You see, legacies are a huge part of the story of Veronica Mars.  They're a huge part of the story of Veronica Mars, too.  Throughout the show, there's a consistent element in the storytelling:  what we do matters.  

Every choice, every decision, obviously has consequences when it's the real world.  But, too often, in the forget-what-happened-last-week venue of televised detective dramas, the immediate quest for one story line's justice means there's no sense of the broader world, the broader community.  That's not true in Veronica's world.  

What we see over and over in Veronica Mars is that every choice not only affects us, but everyone around us - and can have disastrous consequences if we take the path of least resistance, the easiest one for us.  To me, that's what's strongest about Veronica's recovery.  She could seek vengeance on the people who wronged her, or on the people who wrong those she protects.  But she's always one step ahead of that kind of thinking.


Veronica's recovery from the dark elements in her life, she knows, aren't going to be solved by the quick fix, the immediate justice.  In this way, she's got a tremendous amount of commitment to her own recovery - she's unwilling to sacrifice her greater mental health for the immediate satisfaction that might make one night go a little easier, and she makes those kinds of decisions in the series again and again, sometimes even to her own tremendous regret.  In the moralistic world of detective fiction, there are many characters who make the quick, immediate choices like this.
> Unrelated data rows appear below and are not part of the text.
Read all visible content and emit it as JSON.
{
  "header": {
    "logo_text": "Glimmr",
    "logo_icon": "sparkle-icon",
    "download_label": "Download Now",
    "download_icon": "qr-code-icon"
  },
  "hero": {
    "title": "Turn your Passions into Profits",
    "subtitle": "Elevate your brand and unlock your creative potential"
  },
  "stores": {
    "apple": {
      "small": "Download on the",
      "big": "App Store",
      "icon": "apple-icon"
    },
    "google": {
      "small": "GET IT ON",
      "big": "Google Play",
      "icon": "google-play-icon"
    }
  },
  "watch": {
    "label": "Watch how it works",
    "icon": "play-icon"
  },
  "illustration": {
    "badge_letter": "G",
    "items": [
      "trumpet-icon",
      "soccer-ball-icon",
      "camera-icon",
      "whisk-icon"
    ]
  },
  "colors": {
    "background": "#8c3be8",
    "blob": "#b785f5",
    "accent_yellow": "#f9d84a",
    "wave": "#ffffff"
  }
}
Veronica isn't one of them.  She's not perfect, and she falters in this - but, ultimately, recognizing when one has made a mistake can sometimes be just as important as having the wherewithal to avoid the mistake in the first place.
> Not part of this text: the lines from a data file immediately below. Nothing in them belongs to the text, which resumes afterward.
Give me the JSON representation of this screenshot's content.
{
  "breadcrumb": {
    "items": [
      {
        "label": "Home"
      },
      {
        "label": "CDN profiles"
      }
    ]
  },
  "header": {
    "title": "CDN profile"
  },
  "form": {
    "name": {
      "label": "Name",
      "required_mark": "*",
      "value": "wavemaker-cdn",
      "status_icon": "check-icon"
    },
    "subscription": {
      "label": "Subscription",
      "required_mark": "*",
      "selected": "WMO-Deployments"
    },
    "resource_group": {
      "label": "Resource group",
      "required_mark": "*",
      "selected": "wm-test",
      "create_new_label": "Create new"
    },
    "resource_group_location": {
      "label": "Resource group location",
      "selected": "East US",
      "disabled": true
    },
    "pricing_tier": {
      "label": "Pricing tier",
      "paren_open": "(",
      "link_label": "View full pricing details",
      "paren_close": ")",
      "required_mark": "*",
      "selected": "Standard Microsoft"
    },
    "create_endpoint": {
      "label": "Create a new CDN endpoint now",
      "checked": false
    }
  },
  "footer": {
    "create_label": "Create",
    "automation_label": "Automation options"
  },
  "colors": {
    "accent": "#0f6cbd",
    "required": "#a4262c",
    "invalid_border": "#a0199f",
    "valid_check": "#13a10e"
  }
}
I admire Veronica, therefore, because she thinks globally and acts locally, to coin an overused phrase.  I've only seen a very few real people who can behave with that kind of consistent benevolence toward the world, and I've seen almost no fictional characters who manage it.  Veronica inspires me to try to keep my thoughts broad, which is also important for my autism, in that I can become so narrowly focused on what I'm dealing with immediately that I lose sight of the bigger picture of the world and the people in that world.

Put simply, Veronica teaches me to exercise myself.  She teaches me to strive on a physical level not to let difficulties in my life get me down too much.  She teaches me to work on an emotional level to see others' situations and accept what empathy tells me about other people's lives.  She teaches me on an intellectual level to celebrate my own intellect and trust my own skills of observation.  

  
In closing, I'd like to address what positivity can do, and how it really can be as simple as everyone helping each other help themselves.  I'm a die-hard Marshmallow - that's what fans of Veronica Mars call ourselves.  I sent a Mars Bar to the studios when the show got cancelled the first time.  I wrote to the studio asking for them to give us the Veronica Mars: FBI series so many of us wanted.  It was all to no avail.

But fans of the show - and of the character - refused to give in to negativity, while at the same time trying to keep the character alive - and the cast has been so wonderfully receptive of this that it defies the tradition of actors hoping to avoid being typecast.  Kristen Bell, in particular, has been amazing about the fan appreciation of her work on the show and the inspirational power of her character.

As I write this, the Kickstarter I mentioned at the beginning of this blog entry has raised enough money to greenlight a Veronica Mars movie that has been hoped-for by fans of the show years now.  It's proof to me, as the show was, and as the character is, that sometimes the good guys really do win.